Why did I change my mind? What made me retract my earlier request and do the exact opposite? All I can say is that in the midst of my son’s tantrum I become freshly aware of something: God has never asked me, asked us, to be better before He would dwell with us. In fact, while we were at our worst, He came; while we were busy denying his very existence by our lack of belief, he made his presence known to us and pursued us. We earned none of his coming; our acts weren’t (and still aren’t) together before he comes. In fact, Paul writes in Colossians 2:13 that we were dead in our trespasses—it doesn’t get any more inactive and unprepared than that! And in this we are loved, truly loved. Remember what Victor Hugo wrote in Les Misérables: “The greatest happiness of life is the conviction that we are loved—loved for ourselves, or rather, loved in spite of ourselves.” God, in Jesus, loves us this way—we can neither earn God’s love nor can we drive it away.
I want my sons to know they are loved; not just when they are calm and sweet but when they are at their worst. Because it’s there, at our worst, where the “I love you” breaks in and becomes real.

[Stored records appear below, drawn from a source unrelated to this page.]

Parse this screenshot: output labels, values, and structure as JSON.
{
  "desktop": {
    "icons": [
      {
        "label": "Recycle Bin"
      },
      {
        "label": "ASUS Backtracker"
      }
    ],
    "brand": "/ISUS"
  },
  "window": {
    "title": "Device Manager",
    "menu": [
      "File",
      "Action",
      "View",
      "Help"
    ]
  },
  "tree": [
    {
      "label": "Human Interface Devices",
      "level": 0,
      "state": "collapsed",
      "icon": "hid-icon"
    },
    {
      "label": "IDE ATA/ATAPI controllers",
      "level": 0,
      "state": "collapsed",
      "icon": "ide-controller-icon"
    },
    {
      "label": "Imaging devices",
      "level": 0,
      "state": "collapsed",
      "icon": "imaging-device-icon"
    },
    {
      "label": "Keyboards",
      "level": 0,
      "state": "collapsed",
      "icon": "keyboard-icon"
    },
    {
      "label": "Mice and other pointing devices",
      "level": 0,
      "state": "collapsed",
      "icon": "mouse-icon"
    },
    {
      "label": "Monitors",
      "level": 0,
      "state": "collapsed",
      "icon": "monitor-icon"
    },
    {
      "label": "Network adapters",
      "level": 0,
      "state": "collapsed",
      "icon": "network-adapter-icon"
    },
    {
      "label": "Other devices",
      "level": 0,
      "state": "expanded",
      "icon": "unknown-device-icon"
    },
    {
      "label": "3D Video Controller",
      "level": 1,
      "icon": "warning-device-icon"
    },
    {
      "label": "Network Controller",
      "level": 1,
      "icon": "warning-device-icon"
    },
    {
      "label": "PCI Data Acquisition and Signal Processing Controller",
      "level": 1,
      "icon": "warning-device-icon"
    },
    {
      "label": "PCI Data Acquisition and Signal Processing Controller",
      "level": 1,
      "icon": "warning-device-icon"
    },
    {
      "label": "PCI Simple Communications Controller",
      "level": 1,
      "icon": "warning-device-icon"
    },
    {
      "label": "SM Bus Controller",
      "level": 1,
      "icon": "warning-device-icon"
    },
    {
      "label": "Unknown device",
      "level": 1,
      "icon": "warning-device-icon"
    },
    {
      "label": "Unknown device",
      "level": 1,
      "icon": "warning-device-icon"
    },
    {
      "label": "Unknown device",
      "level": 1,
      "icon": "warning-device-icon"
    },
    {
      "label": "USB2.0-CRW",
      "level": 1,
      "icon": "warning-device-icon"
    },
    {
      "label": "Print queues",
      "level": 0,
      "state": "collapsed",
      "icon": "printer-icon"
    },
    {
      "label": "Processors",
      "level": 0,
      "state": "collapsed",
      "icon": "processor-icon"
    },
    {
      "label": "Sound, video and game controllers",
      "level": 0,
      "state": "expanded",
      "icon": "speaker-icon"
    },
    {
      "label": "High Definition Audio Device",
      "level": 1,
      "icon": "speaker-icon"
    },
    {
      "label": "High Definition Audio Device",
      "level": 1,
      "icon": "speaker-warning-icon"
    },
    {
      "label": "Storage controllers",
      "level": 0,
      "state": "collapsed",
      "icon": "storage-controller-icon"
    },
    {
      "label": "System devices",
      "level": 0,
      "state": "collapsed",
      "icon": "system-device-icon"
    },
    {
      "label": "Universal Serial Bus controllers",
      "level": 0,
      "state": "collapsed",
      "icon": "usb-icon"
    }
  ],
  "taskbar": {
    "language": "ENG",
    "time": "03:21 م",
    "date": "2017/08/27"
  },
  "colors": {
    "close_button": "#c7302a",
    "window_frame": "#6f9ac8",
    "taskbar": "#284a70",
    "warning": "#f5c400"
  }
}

Jesus Christ, the one who was “in the form of God” as came to us and says “Come unto to me.” He came while we were still screaming and throwing our toys, and he says “Come here.” And crawling into His lap, relaxing further and further into His embrace, while our ears are filled with His “I love you, I love you, I love you,” after a short while we whisper the words of worship: “I love you, too.”